I suppose, as an industry on the whole, we are pretty bad at looking after the environment, but how can our little audio section help? With the introduction of digital consoles, power consumption at front-of- house and on stage has been reduced, but now we see so many more consoles everywhere. On another power consuming note, we explored the possibility of putting efficiency ratings on audio equipment, including PA systems. Think about it: if you have a super-efficient PA, you require fewer boxes, therefore less truck space and fewer amplifiers.

What about the power consumption from not having your filters in your system set properly? As your DJ turns up the bottom-end pot on his Pioneer in a futile attempt to recreate 13Hz, is this using more power than needed? Your speakers will fall apart at the thought of it and your amps will cower at the amplitude placed before them. Just thinking a little more about your filtering could help conserve power. Also in the high-end: if the PA can’t reproduce it, why have it there? How much harder do the amps have to work, only to be given the shove at the speaker box? I don’t have any facts or figures for you, but it did make me think.

Something I hadn’t thought of before this session was the impact of actually getting to the shows. This obviously isn’t solely an audio problem, but a point well raised. It’s not just the punters but also the way we travel as artists and crew. Every band will have its own means of transport, and as you work your way up the bill, splitter buses become tour buses, then tour buses and trucks, then when you reach the headliners, you could easily be looking at multiple busses and trucks – all in the name of entertainment.

Now, I do understand the practical necessity of having all this in place – you are able to get your gear in and out as you need to – but it’s something to think about. One of the audience members from Copenhagen told us that they run a Facebook group offering rides to and from festivals for those that have extra space in their vehicles.

We then moved on to creativity, which, as some of you know, is quite close to my heart. The question posed was along the lines of: ‘Have digital consoles taken away our creativity’? Being from the old skool, I like my analogue desks, and have my artistic palette laid out in front of me. The younger generation get their heads around the digital much faster then us oldies . . . So is this a problem? Maybe not. Maybe it’s our attitude that needs to develop. One opinion expressed was that teaching on analogue console gives you a much better understanding of signal flow . . .

The sound of digital audio is very different, so the needs of mix engineers are changing, from DSP requirements to A/D and D/A conversation. Maybe this is a far more clinical world than we are use to, but the tools available are getting better and better. The outlook for the future of sound systems, I think, could be really exciting, but we are walking a difficult path that can lead to fixing problems with more processing – which is probably not the way to go.

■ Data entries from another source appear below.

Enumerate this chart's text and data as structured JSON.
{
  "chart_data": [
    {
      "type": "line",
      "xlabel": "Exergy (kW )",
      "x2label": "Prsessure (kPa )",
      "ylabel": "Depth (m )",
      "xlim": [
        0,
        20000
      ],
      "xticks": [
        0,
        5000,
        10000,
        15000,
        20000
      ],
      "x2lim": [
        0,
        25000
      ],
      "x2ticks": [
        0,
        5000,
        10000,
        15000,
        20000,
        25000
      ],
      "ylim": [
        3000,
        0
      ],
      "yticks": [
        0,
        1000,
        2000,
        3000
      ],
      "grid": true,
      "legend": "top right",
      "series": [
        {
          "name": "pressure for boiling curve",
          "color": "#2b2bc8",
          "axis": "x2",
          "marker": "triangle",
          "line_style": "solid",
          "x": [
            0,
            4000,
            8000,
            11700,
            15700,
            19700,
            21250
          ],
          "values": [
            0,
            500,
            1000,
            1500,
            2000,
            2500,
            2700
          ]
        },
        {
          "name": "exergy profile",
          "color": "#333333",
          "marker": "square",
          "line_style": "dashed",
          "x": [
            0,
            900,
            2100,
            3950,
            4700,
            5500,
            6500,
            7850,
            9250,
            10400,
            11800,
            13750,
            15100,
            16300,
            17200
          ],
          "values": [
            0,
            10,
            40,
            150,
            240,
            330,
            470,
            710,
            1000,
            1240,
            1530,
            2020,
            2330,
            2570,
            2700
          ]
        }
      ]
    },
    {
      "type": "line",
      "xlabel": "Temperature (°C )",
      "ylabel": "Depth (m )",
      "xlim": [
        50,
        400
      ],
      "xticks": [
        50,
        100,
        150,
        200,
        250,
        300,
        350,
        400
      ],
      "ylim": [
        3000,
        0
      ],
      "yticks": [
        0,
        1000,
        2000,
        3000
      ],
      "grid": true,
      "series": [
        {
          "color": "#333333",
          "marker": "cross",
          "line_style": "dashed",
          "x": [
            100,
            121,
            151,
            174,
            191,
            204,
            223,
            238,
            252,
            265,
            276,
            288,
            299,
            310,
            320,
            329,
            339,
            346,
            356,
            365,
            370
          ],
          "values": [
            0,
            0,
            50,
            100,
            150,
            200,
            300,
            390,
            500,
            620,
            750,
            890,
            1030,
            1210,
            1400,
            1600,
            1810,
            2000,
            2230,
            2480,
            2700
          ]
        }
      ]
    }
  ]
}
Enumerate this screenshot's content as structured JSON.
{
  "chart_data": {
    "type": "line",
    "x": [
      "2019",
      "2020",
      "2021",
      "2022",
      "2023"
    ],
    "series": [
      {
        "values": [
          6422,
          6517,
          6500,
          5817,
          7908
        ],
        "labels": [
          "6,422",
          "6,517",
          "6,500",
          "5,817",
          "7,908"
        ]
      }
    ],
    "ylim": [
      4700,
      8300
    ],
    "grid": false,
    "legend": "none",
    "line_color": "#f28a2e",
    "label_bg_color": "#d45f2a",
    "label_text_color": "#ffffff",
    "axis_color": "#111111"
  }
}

I put an idea tree in the middle of PLASA. The point was to get questions and comments on all things audio. Obviously, a stand- alone object in the middle of a floor with pens and post-it notes attached to it, it was open for abuse. Yes, I’m sure Liam loves lighting, and thank you Dean and Christian for your lovely smiley faces, but we did have some interesting questions: What do wordclocks do for sound quality? I’ve become a firm believer in wordclocks. I tried one out last year and it was as if a sheet had been lifted off the PA. The choir went from being a choir to lots of voices singing in unison. The brushes hitting the snare turned to individual pieces of brush. So I think they do a lot – but I’m not sure the cost can be justified.

All in all, I had a great time this year. Thanks for your conversations and your input. I’m looking forward to doing this again.